Here's only a recap of the beginning of Bryan's talk, but apologies now for those of you that aren't here, this keynote is a zillion times better in person, we can't do Bryan justice in blog form.
Bryan is the youngest of six, his mother was a Headstart teacher who brought home tons of books. Even at age four, a few books stood out to Bryan:
A few favorite quotes from Bryan on when he first read The Snowy Day and Harold:
"When I opened the book and saw Peter looking back at me, I didn't have the words to articulate what that was or what that felt like, but it was a jolt. I felt a jolt. Look at his mother's dress, that yellow print, that's my mother. I never met Ezra Jack Keats, and he never met me, but when he put Peter up to show the world, he spoke to me, and directly to me."
"Every day, I've been chasing Harold...When he hung the moon in the sky? That's magic."
"You know, my head is the same shape as Harold's."
The evolution of Bryan's life from sportsman to artist: "I had a kinship with my grandmother, always. She made quilts, she'd piece them together, and at age six, seven, I paid them no mind... Flash forward to high school, I wanted to be Dr. J! I was into sports, but I walk into this art class and they hand me watercolor supplies, but no instructions, no directions. I was mesmerized when the paint hit the water, for some reason something clicked on inside of me."

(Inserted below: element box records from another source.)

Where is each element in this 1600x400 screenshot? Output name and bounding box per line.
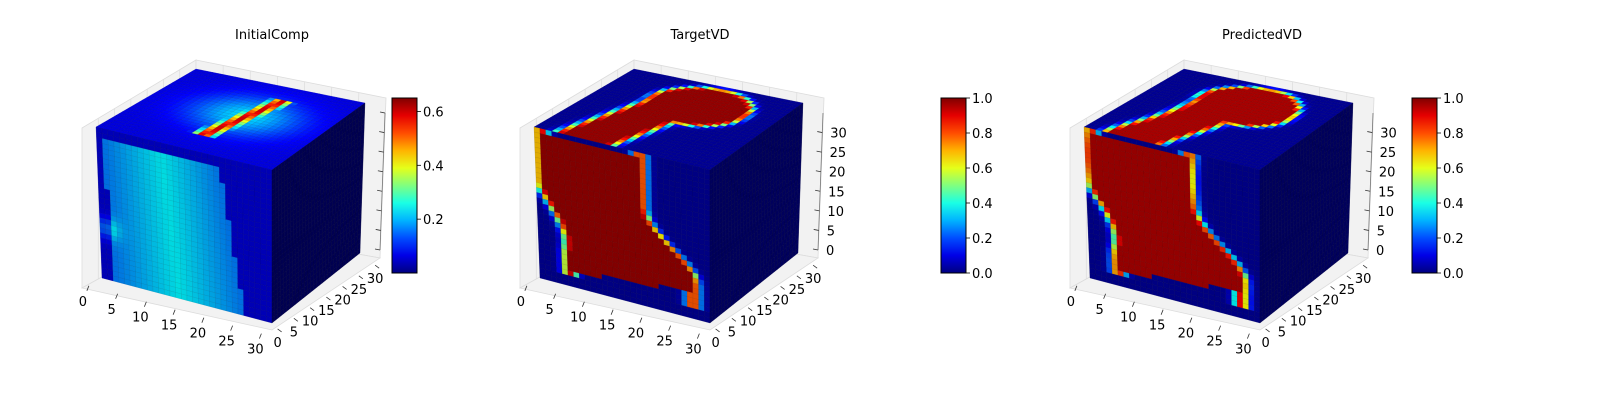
y-tick xyxy=(326,296,331,301)
colorbar-tick-label: 0.2 xyxy=(423,213,444,228)
x-tick-label: 25 xyxy=(218,335,235,350)
y-tick-label: 20 xyxy=(334,293,351,308)
y-tick-label: 10 xyxy=(302,315,319,330)
x-tick-label: 30 xyxy=(247,343,264,358)
x-tick-label: 15 xyxy=(161,319,178,334)
y-tick xyxy=(277,328,282,333)
y-tick xyxy=(374,264,380,269)
x-tick-label: 5 xyxy=(107,303,115,318)
colorbar xyxy=(391,97,418,274)
y-tick-label: 25 xyxy=(351,283,368,298)
x-tick-label: 20 xyxy=(190,327,207,342)
y-tick xyxy=(309,307,315,312)
top-face xyxy=(95,68,366,171)
y-tick xyxy=(342,286,347,290)
panel-title: InitialComp xyxy=(235,28,309,43)
x-tick xyxy=(144,301,147,307)
x-tick xyxy=(172,309,176,315)
x-tick-label: 0 xyxy=(79,295,87,310)
x-tick-label: 10 xyxy=(132,311,149,326)
colorbar-tick-label: 0.6 xyxy=(423,105,444,120)
x-tick xyxy=(230,325,233,331)
y-tick xyxy=(293,317,299,322)
x-tick xyxy=(259,333,262,339)
y-tick-label: 30 xyxy=(367,272,384,287)
y-tick-label: 0 xyxy=(273,336,281,351)
y-tick xyxy=(358,275,364,280)
x-tick xyxy=(201,317,205,323)
colorbar-tick-label: 0.4 xyxy=(423,159,444,174)
y-tick-label: 15 xyxy=(318,304,335,319)
y-tick-label: 5 xyxy=(290,325,298,340)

"I didn't know what it was, I kept it to myself, I hid it from everybody, I played sports, but I painted in private."
Fast forward now, to the end of high school, Bryan has to make a choice, whether he's going to play college football, or do art.

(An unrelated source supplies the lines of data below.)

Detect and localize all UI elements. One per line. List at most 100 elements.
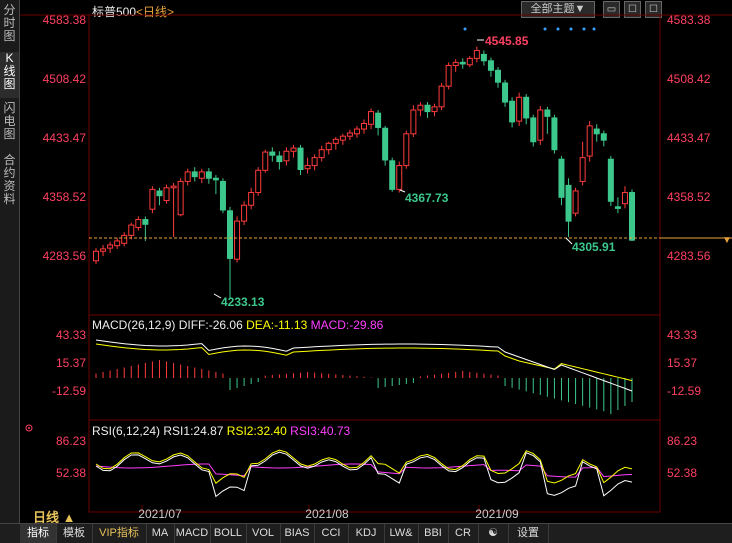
candle-body	[332, 138, 339, 144]
candle-body	[565, 184, 572, 222]
toolbar-item-12[interactable]: CR	[448, 524, 479, 543]
toolbar-item-3[interactable]: MA	[146, 524, 175, 543]
period-selector[interactable]: 日线 ▲	[33, 510, 76, 525]
candle-body	[480, 53, 487, 62]
candle-body	[629, 192, 635, 241]
maximize-button[interactable]: ☐	[645, 1, 662, 18]
rsi1-line	[95, 451, 633, 498]
candle-body	[530, 117, 537, 143]
candle-body	[248, 192, 255, 206]
price-tick-left: 4583.38	[43, 13, 87, 27]
price-tick-right: 4433.47	[667, 131, 711, 145]
candle-body	[219, 180, 226, 211]
macd-title: MACD(26,12,9)	[92, 318, 176, 332]
macd-dea: DEA:-11.13	[246, 318, 308, 332]
candle-body	[184, 171, 191, 182]
candle-body	[600, 133, 607, 141]
toolbar-item-11[interactable]: BBI	[418, 524, 449, 543]
minimize-button[interactable]: ▭	[603, 1, 620, 18]
toolbar-item-8[interactable]: CCI	[314, 524, 349, 543]
candle-body	[410, 109, 417, 135]
candle-body	[579, 157, 586, 182]
macd-tick-right: -12.59	[667, 384, 701, 398]
rsi3-value: RSI3:40.73	[290, 424, 351, 438]
macd-value: MACD:-29.86	[310, 318, 384, 332]
signal-dot	[543, 27, 547, 31]
candle-body	[353, 128, 360, 135]
annotation-pointer	[213, 293, 222, 299]
tab-timeshare-label: 分时图	[3, 3, 16, 43]
toolbar-item-5[interactable]: BOLL	[210, 524, 247, 543]
toolbar-item-2[interactable]: VIP指标	[92, 524, 147, 543]
price-tick-left: 4433.47	[43, 131, 87, 145]
tab-flash-label: 闪电图	[3, 101, 16, 141]
price-annotation: 4305.91	[572, 240, 616, 254]
theme-dropdown[interactable]: 全部主题▼	[521, 1, 595, 18]
indicator-toolbar: 指标 模板 VIP指标 MA MACD BOLL VOL BIAS CCI KDJ LW& BBI CR…	[0, 523, 732, 543]
chart-canvas[interactable]: 4583.38 4583.38 4508.42 4508.42 4433.47 4433.…	[0, 0, 732, 523]
toolbar-item-14[interactable]: 设置	[508, 524, 549, 543]
macd-legend: MACD(26,12,9) DIFF:-26.06 DEA:-11.13 MAC…	[92, 318, 383, 332]
rsi-title: RSI(6,12,24)	[92, 424, 161, 438]
candle-body	[438, 85, 445, 108]
macd-diff-line	[95, 339, 633, 392]
candle-body	[205, 171, 212, 179]
rsi2-line	[95, 449, 633, 484]
candle-body	[114, 240, 121, 247]
rsi3-line	[95, 463, 633, 478]
candle-body	[100, 248, 107, 252]
candle-body	[255, 169, 262, 194]
toolbar-item-13[interactable]: ☯	[478, 524, 509, 543]
candle-body	[452, 61, 459, 67]
rsi2-value: RSI2:32.40	[226, 424, 287, 438]
macd-tick-left: 43.33	[56, 328, 86, 342]
price-tick-right: 4508.42	[667, 72, 711, 86]
x-axis-label: 2021/09	[475, 507, 519, 521]
annotation-pointer	[565, 237, 573, 245]
candle-body	[191, 171, 198, 178]
rsi-settings-icon	[25, 424, 33, 432]
candle-body	[170, 185, 177, 189]
price-tick-right: 4283.56	[667, 249, 711, 263]
candle-body	[283, 150, 290, 162]
tab-contract-info-label: 合约资料	[3, 153, 16, 206]
candle-body	[156, 190, 163, 197]
candle-body	[403, 133, 410, 167]
signal-dot	[556, 27, 560, 31]
restore-button[interactable]: ☐	[624, 1, 641, 18]
toolbar-item-7[interactable]: BIAS	[280, 524, 315, 543]
toolbar-item-4[interactable]: MACD	[174, 524, 211, 543]
tab-flash[interactable]: 闪电图	[0, 102, 19, 148]
signal-dot	[582, 27, 586, 31]
toolbar-item-0[interactable]: 指标	[20, 524, 57, 543]
candle-body	[241, 204, 248, 222]
candle-body	[325, 142, 332, 151]
candle-body	[523, 96, 530, 119]
candle-body	[276, 155, 283, 163]
signal-dot	[592, 27, 596, 31]
signal-dot	[463, 27, 467, 31]
price-tick-right: 4358.52	[667, 190, 711, 204]
candle-body	[198, 171, 205, 179]
candle-body	[382, 127, 389, 161]
candle-body	[558, 158, 565, 198]
toolbar-item-6[interactable]: VOL	[246, 524, 281, 543]
candle-body	[121, 234, 128, 244]
candle-body	[502, 82, 509, 103]
tab-timeshare[interactable]: 分时图	[0, 4, 19, 48]
toolbar-item-9[interactable]: KDJ	[348, 524, 385, 543]
candle-body	[262, 151, 269, 171]
candle-body	[107, 244, 114, 249]
candle-body	[551, 117, 558, 151]
signal-dot	[569, 27, 573, 31]
rsi-tick-right: 52.38	[667, 466, 697, 480]
tab-contract-info[interactable]: 合约资料	[0, 154, 19, 214]
rsi1-value: RSI1:24.87	[163, 424, 224, 438]
candle-body	[290, 147, 297, 152]
candle-body	[396, 165, 403, 190]
toolbar-item-10[interactable]: LW&	[384, 524, 419, 543]
toolbar-item-1[interactable]: 模板	[56, 524, 93, 543]
macd-dea-line	[95, 343, 633, 382]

Nothing touched him deeper than art, and "lo and behold, I got a scholarship to Pratt."
After graduating from college and getting into collage, Bryan went back home, and realized his grandmother had years ago given him a silent gift—the details in his grandmother's quilts, he realizes, are little patterns, landscape images, in her quilts. Her quilt squares are like collage, which is about "bringing separate things together to make something new that is now better and whole".
When Bryan comes to the point in his life story where he's decided he wanted to make a children's book, he stops and looks out into the audience asking, "Does anybody know?! Nobody's told me yet this weekend exactly how to get published!"

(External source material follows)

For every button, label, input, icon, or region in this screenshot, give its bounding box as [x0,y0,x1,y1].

Bryan's method: "I picked five books I liked out of Barnes & Noble, I looked on the back of the books for the publisher's addresses, and knocked on their doors. I went door to door. I knocked on those doors once a week for seven years. Artists, listen to this one: You still gotta eat in between all that."
I can't do justice to Bryan's story about meeting Kevin Clash (Elmo!) for the first time, or how the Dave the Potter book came about. I hope you'll look in the Horn Book for the acceptance speech done for that book as well as his agent's profile, and also to a great piece by Seven-Imper/Kirkuser Jules Danielson about Bryan's latest book, I, Too, Am America.
I'm so sorry we can't have every children's book person here to hear Bryan!